Parents could not file suit on behalf of adult child.

Where plaintiff was in a car accident when she was four years old, and her parents filed a personal injury suit purporting to represent her once she turned 18, the trial court properly granted summary judgment based on the statute of limitations. The parents, who were not attorneys, could not represent plaintiff, and by the time the motion to dismiss had been filed more than one year had passed since plaintiff turned 18, so any claim was time-barred.

In McCall v. United Parcel Service, No. M2022-01112-COA-R3-CV (Tenn. Ct. App. May 15, 2023), plaintiff was in a car accident when she was four, and after she turned 18, her mother and father filed this personal injury action on her behalf. Plaintiff did not sign the complaint, and neither parent was an attorney. Defendant filed a motion to dismiss based on the one-year statute of limitations. At the hearing, the mother stated that plaintiff had been on an IEP in school but “had never been adjudicated incompetent or disabled.” The trial court granted dismissal, and the Court of Appeals affirmed.

On appeal, the Court first analyzed whether it would consider certain post-judgment facts submitted by plaintiff. Tenn. R. App. P. 14 provides that “the consideration of post-judgment facts that are ‘unrelated to the merits and not genuinely disputed’ may be ‘necessary to keep the record up to date.’” Post-judgment facts that “could be disputed in the trial court or from which different conclusions could be drawn” should not be considered. (internal citation omitted). The facts presented by plaintiff included a school psychoeducational evaluation, an IEP, a psychologist evaluation, and letters of guardianship and letters of conservatorship dated after the order of dismissal was entered. The Court of Appeals declined to consider any of this evidence, finding that the school evaluation and IEP “existed at the time of the trial court’s ruling” and that the psychologist evaluation and letters were “offered to establish [plaintiff’s] competency, which is a disputed issue in this case,” so did not qualify as being “unrelated to the merits and not genuinely disputed.
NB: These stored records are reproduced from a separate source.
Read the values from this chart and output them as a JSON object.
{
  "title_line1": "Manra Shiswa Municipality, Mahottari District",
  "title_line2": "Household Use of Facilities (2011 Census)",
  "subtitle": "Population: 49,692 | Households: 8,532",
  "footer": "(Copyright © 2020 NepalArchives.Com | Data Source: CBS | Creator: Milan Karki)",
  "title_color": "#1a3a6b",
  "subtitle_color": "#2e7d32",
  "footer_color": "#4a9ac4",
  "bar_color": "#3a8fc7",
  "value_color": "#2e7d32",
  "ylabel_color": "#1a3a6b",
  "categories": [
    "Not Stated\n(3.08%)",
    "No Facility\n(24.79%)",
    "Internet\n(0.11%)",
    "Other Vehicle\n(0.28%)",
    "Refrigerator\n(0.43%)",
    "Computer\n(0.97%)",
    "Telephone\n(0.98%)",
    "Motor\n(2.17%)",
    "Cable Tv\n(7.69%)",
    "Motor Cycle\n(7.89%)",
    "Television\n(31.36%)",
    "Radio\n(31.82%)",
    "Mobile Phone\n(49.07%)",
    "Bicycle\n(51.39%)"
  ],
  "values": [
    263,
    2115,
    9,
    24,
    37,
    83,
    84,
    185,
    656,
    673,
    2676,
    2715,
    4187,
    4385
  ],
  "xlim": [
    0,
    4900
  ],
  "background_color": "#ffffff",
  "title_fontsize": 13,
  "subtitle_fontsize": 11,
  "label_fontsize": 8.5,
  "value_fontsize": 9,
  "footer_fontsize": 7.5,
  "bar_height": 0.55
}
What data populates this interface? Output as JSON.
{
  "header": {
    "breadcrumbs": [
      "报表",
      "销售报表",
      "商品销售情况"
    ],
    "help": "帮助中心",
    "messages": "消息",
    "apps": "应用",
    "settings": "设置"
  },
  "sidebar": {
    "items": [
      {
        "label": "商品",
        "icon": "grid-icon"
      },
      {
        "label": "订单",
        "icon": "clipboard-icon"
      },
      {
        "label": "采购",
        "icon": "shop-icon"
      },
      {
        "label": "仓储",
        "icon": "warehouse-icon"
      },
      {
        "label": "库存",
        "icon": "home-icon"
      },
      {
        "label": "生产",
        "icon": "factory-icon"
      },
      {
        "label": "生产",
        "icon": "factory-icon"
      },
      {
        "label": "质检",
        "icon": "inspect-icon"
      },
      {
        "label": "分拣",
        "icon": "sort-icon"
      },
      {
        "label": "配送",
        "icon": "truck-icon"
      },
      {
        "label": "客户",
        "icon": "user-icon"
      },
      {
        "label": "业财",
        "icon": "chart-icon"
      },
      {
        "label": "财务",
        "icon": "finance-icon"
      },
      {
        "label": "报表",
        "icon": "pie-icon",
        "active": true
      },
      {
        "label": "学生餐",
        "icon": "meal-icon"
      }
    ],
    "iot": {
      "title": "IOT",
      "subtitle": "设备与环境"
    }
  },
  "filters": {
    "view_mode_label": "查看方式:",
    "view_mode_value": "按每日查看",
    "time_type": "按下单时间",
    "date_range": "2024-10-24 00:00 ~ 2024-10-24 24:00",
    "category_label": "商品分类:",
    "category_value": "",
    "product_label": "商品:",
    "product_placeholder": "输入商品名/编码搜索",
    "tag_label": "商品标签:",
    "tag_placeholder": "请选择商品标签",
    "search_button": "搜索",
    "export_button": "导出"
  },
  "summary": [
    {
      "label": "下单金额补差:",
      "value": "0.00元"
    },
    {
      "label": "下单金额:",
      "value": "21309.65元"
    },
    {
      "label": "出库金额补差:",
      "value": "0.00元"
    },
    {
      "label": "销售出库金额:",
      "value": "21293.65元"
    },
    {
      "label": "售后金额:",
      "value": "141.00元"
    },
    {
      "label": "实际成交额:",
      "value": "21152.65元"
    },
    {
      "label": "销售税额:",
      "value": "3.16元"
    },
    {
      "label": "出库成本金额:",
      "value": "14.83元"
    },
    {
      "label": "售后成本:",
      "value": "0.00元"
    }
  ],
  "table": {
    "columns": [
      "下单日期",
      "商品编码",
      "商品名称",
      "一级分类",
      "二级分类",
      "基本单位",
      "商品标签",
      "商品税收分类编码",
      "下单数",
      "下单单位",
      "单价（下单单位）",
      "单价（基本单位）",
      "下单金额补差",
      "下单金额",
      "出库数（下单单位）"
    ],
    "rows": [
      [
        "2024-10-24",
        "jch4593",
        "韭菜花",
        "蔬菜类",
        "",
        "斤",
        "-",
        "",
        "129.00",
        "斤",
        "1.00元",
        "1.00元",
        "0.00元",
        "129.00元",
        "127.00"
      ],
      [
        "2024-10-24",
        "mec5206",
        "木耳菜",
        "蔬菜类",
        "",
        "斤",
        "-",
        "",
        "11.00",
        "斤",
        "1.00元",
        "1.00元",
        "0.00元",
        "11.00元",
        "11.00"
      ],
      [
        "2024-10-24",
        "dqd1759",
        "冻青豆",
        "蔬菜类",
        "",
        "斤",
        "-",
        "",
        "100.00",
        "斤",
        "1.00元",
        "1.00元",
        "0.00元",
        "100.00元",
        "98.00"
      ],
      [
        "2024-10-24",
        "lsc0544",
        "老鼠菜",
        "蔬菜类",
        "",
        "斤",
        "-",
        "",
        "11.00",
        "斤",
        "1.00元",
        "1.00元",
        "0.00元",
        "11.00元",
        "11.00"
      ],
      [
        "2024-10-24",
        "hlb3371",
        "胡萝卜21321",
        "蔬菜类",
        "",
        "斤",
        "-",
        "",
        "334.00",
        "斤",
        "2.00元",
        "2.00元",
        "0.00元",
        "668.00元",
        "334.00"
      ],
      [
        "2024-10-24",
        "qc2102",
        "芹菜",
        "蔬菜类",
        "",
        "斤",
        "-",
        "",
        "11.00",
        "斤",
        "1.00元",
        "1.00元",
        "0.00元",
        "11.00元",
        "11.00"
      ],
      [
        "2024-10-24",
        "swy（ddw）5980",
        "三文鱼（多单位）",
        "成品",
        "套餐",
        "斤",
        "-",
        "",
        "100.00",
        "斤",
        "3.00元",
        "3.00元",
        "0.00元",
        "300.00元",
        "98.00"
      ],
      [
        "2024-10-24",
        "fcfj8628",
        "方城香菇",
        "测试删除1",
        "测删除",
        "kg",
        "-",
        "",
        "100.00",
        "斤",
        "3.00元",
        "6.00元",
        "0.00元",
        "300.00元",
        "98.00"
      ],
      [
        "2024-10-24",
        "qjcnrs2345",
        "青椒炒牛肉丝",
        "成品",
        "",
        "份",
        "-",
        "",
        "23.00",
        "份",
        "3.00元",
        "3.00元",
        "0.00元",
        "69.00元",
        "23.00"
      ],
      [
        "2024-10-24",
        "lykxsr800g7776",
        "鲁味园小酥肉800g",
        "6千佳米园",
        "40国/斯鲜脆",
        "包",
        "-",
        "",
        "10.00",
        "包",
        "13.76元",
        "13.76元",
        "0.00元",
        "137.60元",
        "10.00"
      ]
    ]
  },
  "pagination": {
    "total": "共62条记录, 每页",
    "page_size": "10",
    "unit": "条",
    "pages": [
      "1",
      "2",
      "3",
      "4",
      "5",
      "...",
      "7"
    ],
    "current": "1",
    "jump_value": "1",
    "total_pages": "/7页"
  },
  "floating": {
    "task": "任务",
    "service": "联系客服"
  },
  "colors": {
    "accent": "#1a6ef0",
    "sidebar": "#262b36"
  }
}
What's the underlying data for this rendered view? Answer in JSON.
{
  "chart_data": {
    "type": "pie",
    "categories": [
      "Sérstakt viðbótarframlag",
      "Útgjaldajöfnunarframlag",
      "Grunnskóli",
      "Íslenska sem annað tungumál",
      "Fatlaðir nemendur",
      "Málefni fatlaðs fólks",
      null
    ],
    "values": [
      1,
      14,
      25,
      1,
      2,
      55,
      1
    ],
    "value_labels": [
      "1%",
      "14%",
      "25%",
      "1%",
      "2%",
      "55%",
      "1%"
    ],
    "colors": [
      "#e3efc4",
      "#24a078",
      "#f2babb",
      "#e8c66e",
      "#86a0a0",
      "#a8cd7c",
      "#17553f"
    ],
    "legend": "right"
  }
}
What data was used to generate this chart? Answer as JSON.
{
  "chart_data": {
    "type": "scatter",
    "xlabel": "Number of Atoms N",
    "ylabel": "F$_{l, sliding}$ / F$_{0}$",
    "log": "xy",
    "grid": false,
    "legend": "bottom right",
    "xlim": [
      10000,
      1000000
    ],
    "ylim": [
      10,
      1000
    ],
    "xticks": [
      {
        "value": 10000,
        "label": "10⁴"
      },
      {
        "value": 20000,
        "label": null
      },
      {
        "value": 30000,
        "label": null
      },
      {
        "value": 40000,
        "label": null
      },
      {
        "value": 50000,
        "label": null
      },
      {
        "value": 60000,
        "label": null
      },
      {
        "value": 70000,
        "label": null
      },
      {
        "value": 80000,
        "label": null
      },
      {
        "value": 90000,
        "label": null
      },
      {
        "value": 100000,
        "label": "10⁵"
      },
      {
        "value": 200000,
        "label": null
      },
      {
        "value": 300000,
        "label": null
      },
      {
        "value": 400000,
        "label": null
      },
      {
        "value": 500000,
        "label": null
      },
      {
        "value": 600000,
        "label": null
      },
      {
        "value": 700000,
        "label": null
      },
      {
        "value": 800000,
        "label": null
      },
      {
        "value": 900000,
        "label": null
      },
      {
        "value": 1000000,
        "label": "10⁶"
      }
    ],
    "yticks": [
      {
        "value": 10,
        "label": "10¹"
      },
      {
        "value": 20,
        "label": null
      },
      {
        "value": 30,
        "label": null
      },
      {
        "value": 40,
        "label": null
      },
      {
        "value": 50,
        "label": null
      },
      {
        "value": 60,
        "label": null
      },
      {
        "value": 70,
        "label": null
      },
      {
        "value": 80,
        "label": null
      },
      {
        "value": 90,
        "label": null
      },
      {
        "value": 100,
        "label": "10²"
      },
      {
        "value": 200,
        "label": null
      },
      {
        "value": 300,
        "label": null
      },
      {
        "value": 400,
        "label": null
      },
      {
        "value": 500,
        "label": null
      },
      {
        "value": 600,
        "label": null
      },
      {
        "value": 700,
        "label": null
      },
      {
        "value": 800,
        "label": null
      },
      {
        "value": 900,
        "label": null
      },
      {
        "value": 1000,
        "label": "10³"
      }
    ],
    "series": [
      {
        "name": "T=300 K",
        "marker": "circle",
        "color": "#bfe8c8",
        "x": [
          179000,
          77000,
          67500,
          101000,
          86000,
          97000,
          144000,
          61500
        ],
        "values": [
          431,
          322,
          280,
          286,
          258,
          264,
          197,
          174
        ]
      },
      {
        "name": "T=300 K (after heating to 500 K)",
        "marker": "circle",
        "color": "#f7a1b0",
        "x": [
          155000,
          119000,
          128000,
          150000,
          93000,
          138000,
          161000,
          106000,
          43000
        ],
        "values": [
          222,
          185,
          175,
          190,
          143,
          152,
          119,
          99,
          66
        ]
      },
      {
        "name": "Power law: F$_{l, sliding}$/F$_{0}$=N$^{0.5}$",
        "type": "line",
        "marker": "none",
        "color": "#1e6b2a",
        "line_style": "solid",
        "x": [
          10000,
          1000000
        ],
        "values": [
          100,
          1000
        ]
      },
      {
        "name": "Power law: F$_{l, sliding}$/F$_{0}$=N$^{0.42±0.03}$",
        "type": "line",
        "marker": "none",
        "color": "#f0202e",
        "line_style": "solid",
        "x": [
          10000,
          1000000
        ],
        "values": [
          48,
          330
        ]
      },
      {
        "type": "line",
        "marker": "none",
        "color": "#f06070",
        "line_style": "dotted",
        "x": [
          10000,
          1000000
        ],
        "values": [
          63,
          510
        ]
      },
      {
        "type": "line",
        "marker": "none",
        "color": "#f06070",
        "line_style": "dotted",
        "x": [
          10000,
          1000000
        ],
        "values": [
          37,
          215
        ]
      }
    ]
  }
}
The Court next analyzed whether plaintiff’s claim was time-barred. Personal injury actions are subject to a one-year statute of limitations pursuant to Tenn. Code Ann. § 28-3-104(a)(1)(A). Because plaintiff was a minor at the time of the accident, the Court looked to Tenn. Code Ann. § 28-1-106, which governs tolling for minors and persons adjudicated incompetent. Under that statute, the limitations period for plaintiff’s claim began to run on June 8, 2021, when she turned 18. This case was filed by her parents on her behalf on April 19, 2022, which was within the one-year period, but her parents were not attorneys. While a person may represent themselves under Tenn. Code Ann. § 23-1-109, only a licensed attorney may represent someone else. The mother’s purported conservatorship status over her daughter did not give her the right to practice unauthorized law by representing plaintiff in this lawsuit. (internal citation omitted). “Because neither the complaint nor the amended complaint was signed by [plaintiff] or by a licensed attorney, the complaints were nullities and had no effect.” (internal citation omitted). Dismissal based on the statute of limitations was thus affirmed.

During the appeal, the parents asserted that plaintiff’s statute of limitations was tolled because she was not competent. Because the issue of plaintiff’s competence was not raised in the trial court, it was not proper to argue in the Court of Appeals.

This opinion was released 1.5 months after the case was assigned on briefs.